Pada saat masyarakat kita sedang bergulat dengan kegilaan dan celah dari “New Normal” agar keluarga mereka tidak kelaparan – jika bukan karena infeksi virus – dan menghadapi undang-undang kejam yang mengkriminalisasi tindakan perlawanan terkecil, haruskah hal ini terjadi? “kemerdekaan” masih berarti bagi kita?
Jawaban saya adalah ya.
Kemerdekaan tidak boleh menjadi sebuah gagasan yang membeku dalam waktu, atau sekedar cenderamata yang sekadar dipajang di museum atau ditampilkan sebentar dalam film dokumenter sejarah. Kemerdekaan adalah upaya yang dinamis, sebuah gagasan yang harus kita junjung dan perjuangkan di masa pemerintahan tirani.

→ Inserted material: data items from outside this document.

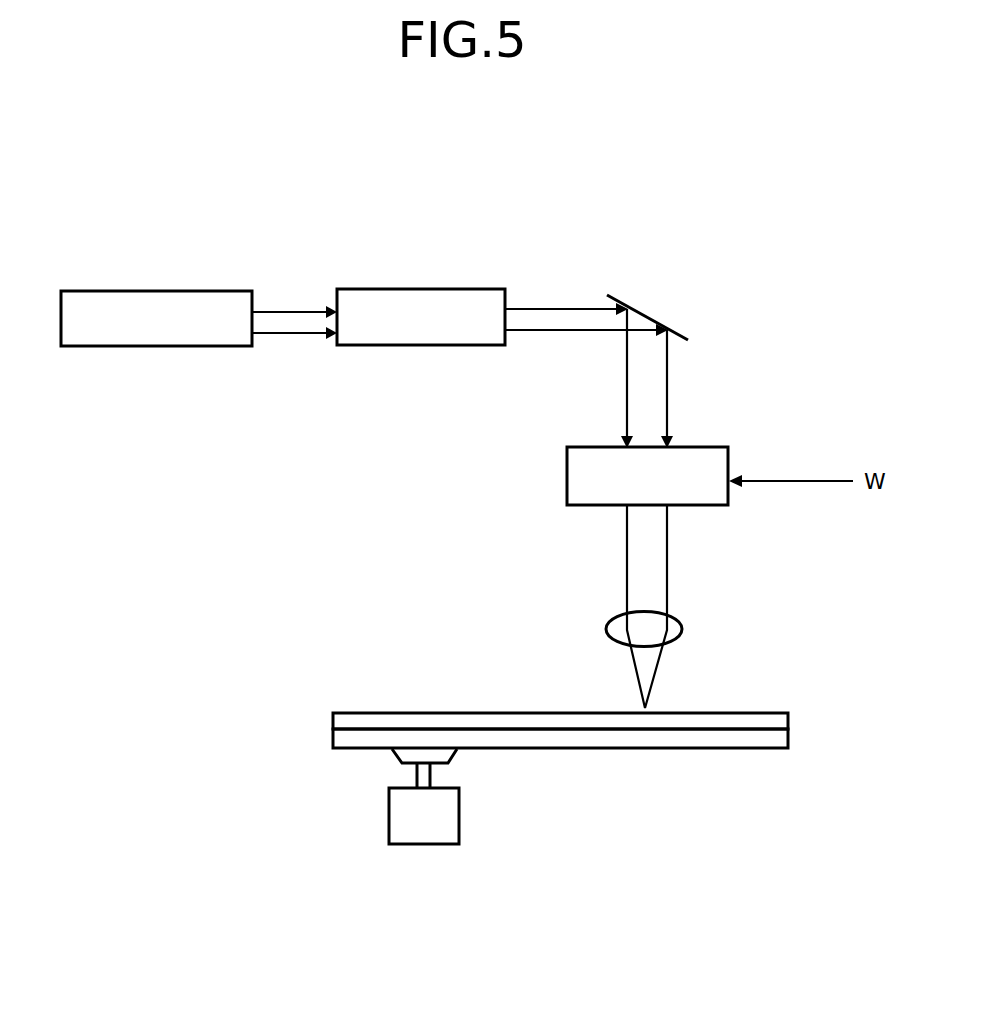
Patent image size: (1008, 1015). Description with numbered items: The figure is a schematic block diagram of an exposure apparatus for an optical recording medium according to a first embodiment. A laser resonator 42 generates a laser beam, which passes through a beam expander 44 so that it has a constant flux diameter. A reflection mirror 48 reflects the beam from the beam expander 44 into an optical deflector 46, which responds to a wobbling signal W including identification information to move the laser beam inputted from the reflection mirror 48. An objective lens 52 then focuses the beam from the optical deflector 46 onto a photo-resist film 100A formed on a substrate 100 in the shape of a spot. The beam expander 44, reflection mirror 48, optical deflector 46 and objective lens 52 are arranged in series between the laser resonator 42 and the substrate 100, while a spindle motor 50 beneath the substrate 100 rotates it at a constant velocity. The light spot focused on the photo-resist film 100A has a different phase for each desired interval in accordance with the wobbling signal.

The laser resonator 42 is at (222, 291).
The beam expander 44 is at (474, 289).
The optical deflector 46 is at (729, 471).
The reflection mirror 48 is at (648, 318).
The spindle motor 50 is at (460, 815).
The objective lens 52 is at (685, 620).
The substrate 100 is at (792, 742).
The photo-resist film 100A is at (788, 720).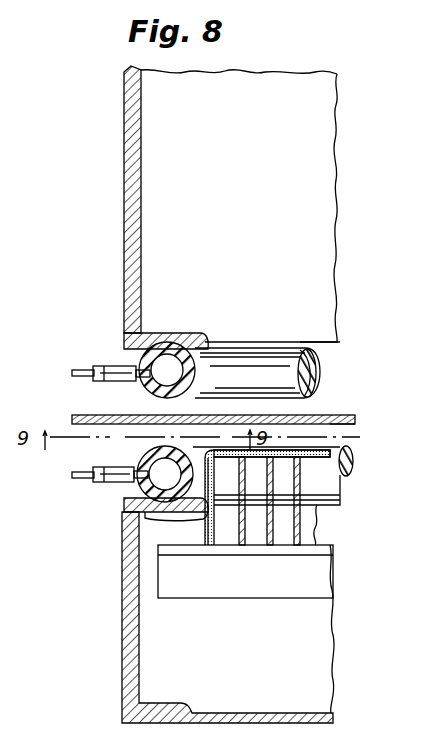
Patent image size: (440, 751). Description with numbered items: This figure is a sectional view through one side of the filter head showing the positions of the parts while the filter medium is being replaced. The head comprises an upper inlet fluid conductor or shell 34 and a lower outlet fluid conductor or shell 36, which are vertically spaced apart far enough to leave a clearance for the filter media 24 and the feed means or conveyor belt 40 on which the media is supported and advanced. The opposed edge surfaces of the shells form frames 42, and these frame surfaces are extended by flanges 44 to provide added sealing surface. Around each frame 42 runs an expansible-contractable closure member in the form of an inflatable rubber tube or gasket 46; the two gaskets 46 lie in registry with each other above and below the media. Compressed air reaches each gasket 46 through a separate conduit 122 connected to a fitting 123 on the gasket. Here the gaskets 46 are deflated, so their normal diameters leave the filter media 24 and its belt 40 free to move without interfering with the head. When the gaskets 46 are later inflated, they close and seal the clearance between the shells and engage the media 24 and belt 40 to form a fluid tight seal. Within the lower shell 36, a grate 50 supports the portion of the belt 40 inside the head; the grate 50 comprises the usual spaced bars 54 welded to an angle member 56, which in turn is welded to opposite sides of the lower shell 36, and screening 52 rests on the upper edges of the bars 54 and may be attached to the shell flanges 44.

The inlet fluid conductor or shell 34 is at (130, 229).
The outlet fluid conductor or shell 36 is at (124, 634).
The frame 42 is at (166, 422).
The flange 44 is at (180, 333).
The inflatable rubber tube (gasket) 46 is at (121, 347).
The conduit 122 is at (78, 370).
The fitting 123 is at (112, 366).
The filter media 24 is at (333, 415).
The feed means or conveyor belt 40 is at (342, 424).
The grate 50 is at (322, 523).
The screening 52 is at (306, 457).
The spaced bars 54 is at (242, 546).
The angle member 56 is at (280, 598).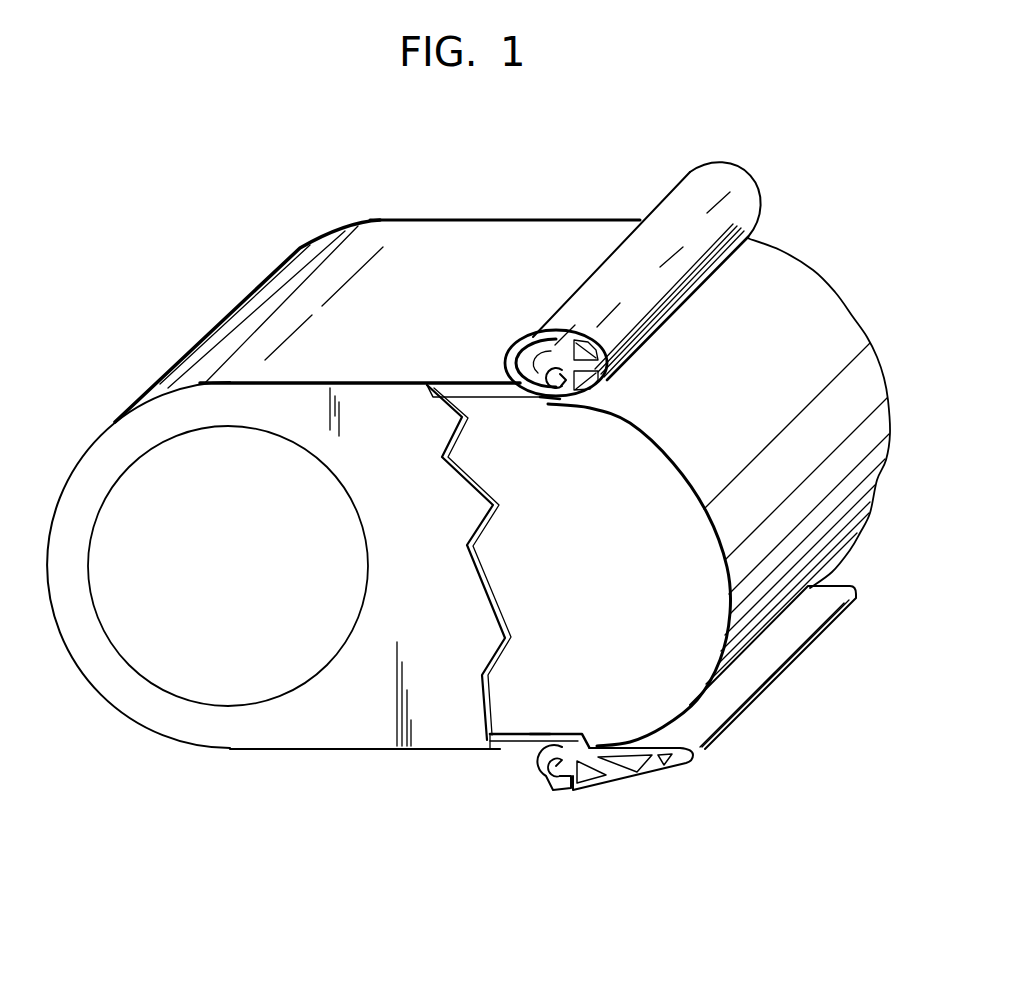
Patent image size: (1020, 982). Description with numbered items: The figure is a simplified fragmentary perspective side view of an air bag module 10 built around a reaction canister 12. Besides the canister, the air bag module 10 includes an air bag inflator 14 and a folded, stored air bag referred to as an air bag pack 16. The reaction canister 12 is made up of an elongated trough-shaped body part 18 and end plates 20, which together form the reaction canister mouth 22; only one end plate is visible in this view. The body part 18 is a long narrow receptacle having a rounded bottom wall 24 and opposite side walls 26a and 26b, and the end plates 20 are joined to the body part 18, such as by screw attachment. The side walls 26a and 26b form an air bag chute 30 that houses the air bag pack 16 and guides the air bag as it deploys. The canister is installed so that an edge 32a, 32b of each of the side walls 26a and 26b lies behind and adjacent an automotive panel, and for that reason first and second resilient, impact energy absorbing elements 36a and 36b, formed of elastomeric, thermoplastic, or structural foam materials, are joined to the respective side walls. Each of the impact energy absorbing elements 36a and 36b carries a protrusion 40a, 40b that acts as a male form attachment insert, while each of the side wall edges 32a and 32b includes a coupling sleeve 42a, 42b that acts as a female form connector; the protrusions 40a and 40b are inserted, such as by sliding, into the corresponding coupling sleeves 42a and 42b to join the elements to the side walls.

The air bag module 10 is at (172, 221).
The reaction canister 12 is at (418, 208).
The air bag inflator 14 is at (243, 587).
The air bag pack 16 is at (848, 315).
The body part 18 is at (513, 233).
The end plates 20 is at (333, 700).
The reaction canister mouth 22 is at (587, 748).
The rounded bottom wall 24 is at (162, 387).
The side wall 26a is at (508, 747).
The side wall 26b is at (450, 388).
The air bag chute 30 is at (482, 745).
The edge 32a is at (545, 743).
The edge 32b is at (558, 394).
The first resilient impact energy absorbing element 36a is at (780, 643).
The second resilient impact energy absorbing element 36b is at (665, 222).
The protrusion 40a is at (531, 776).
The protrusion 40b is at (546, 350).
The coupling sleeve 42a is at (552, 791).
The coupling sleeve 42b is at (541, 392).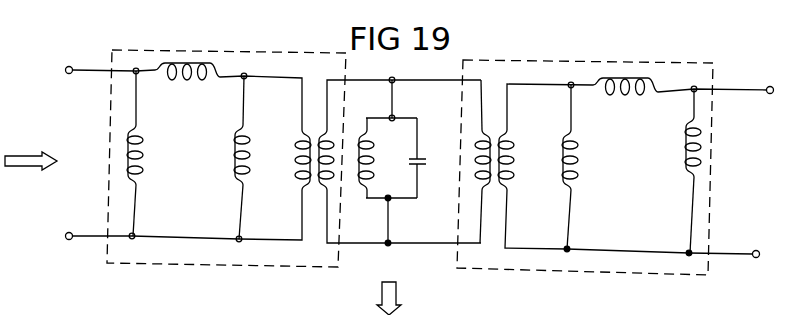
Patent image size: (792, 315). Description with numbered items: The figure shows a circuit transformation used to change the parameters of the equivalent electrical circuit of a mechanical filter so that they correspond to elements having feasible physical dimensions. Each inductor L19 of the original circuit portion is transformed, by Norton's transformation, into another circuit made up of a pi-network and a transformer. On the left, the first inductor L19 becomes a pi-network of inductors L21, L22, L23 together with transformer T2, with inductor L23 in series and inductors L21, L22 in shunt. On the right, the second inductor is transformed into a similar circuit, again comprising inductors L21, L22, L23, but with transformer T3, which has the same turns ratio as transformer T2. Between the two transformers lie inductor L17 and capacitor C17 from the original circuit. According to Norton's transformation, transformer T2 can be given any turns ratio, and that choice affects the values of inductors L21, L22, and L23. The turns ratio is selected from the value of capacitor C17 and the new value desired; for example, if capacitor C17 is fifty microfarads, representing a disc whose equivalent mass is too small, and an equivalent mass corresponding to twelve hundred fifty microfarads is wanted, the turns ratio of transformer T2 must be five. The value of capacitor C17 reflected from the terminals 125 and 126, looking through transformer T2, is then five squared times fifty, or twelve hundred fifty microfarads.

The inductor L19 is at (112, 61).
The inductor L23 is at (406, 92).
The inductor L21 is at (414, 151).
The inductor L22 is at (403, 157).
The transformer T2 is at (306, 192).
The transformer T3 is at (495, 193).
The inductor L17 is at (380, 160).
The capacitor C17 is at (431, 158).
The terminal 125 is at (246, 74).
The terminal 126 is at (241, 241).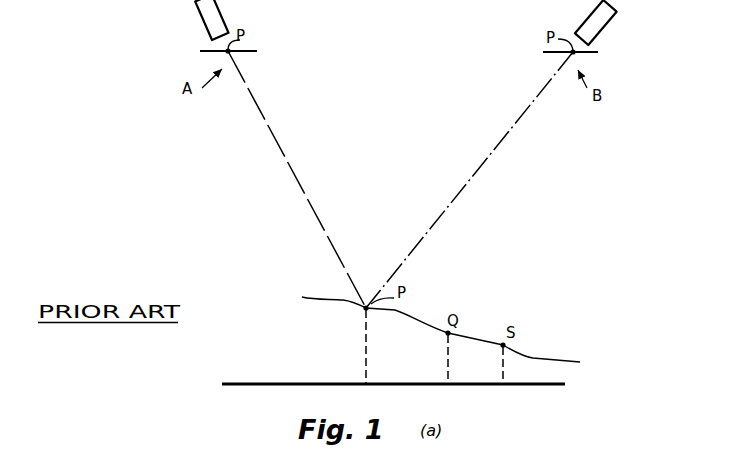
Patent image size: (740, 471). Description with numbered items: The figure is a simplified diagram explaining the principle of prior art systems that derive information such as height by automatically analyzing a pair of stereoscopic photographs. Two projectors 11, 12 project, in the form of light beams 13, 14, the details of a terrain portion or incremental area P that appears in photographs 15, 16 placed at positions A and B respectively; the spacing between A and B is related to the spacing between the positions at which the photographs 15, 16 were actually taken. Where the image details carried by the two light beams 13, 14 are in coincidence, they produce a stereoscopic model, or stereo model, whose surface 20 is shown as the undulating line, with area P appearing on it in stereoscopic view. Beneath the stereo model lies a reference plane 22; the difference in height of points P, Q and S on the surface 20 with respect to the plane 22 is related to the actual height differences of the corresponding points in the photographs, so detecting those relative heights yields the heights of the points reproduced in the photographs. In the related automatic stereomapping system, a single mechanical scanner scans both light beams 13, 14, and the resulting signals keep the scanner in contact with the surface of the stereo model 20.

The projector 11 is at (196, 14).
The projector 12 is at (616, 20).
The light beam 13 is at (292, 171).
The light beam 14 is at (494, 150).
The photograph 15 is at (257, 50).
The photograph 16 is at (598, 54).
The surface of stereoscopic model 20 is at (310, 283).
The reference plane 22 is at (284, 383).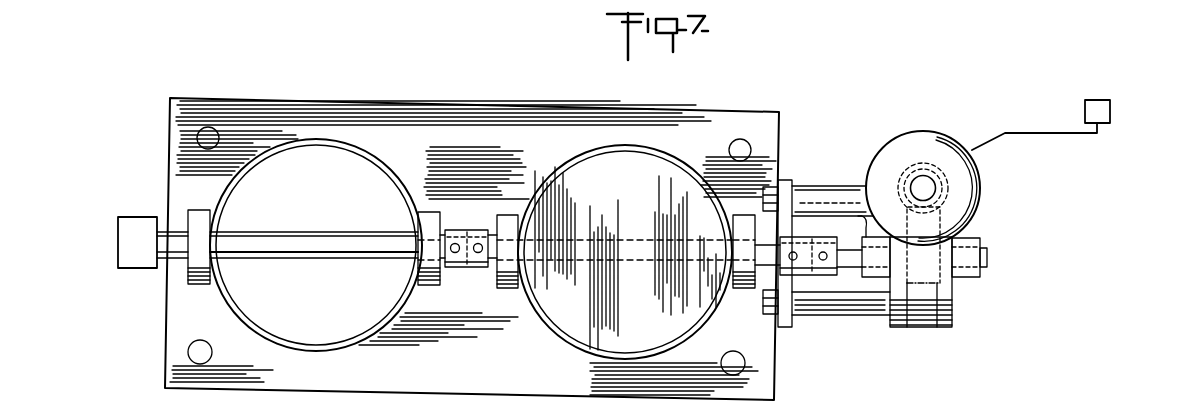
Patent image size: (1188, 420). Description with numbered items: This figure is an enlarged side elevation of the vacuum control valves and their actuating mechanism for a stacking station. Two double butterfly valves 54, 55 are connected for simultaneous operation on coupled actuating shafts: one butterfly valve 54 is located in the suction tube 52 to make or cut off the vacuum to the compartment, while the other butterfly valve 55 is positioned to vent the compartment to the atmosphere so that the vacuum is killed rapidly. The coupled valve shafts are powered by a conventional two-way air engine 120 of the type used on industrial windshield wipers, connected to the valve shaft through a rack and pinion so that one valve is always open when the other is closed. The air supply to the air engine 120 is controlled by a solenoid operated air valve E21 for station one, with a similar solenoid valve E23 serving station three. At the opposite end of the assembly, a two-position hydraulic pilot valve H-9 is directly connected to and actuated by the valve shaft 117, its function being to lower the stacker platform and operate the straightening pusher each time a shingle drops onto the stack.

Ini adalah cita-cita yang membuat para pahlawan kita – dari Rizal dan Bonifacio, hingga Luna dan Sakay – membakar hidup mereka.
Kemandirian merupakan konstruksi sosial yang harus mempersatukan kita sebagai sebuah bangsa.
Tentu saja, dengan diberlakukannya RUU Terorisme, atau pelanggaran yang terus dilakukan Tiongkok terhadap negara kita, atau kesulitan sosial-ekonomi yang dipicu oleh pandemi dan tanggapan Duterte yang tidak logis terhadap krisis-krisis kontemporer, apresiasi kita terhadap kemerdekaan, pembebasan, demokrasi, dan hak asasi manusia, melemah. dan kebebasan sebagai prinsip penting dalam kehidupan kolektif kita.
Namun kemerdekaan tidak akan mati. Bahkan ketika semua pejuang kemerdekaan terbunuh.
Ketika kita setiap hari memilih untuk terus berjuang melawan ketidakpekaan, memajukan perjuangan melawan tirani kekuasaan, dominasi imperialis dan kemiskinan, untuk berpikir dan mengekspresikan diri dengan bebas, bahkan jika itu berarti menghadapi murka tiran di Malacañang, maka hal tersebut berarti kemerdekaan. menjadi hidup – meskipun ada undang-undang terorisme negara yang akan datang.
Ketika kita memilih untuk hidup dan bertindak bebas, tanpa batasan teror rezim ini, kemandirian kita akan hidup dalam diri kita. – Rappler.com
Karl Patrick Suyat saat ini adalah kepala editorial Fiat Publication (publikasi resmi Universitas Sistem Bantuan Abadi-Kampus Jonelta), juru bicara Youth UNBOUND-ST provinsi Laguna, dan seorang aktivis demokrasi nasional yang sangat menentang revisionisme sejarah, fasisme , dan ketidakadilan.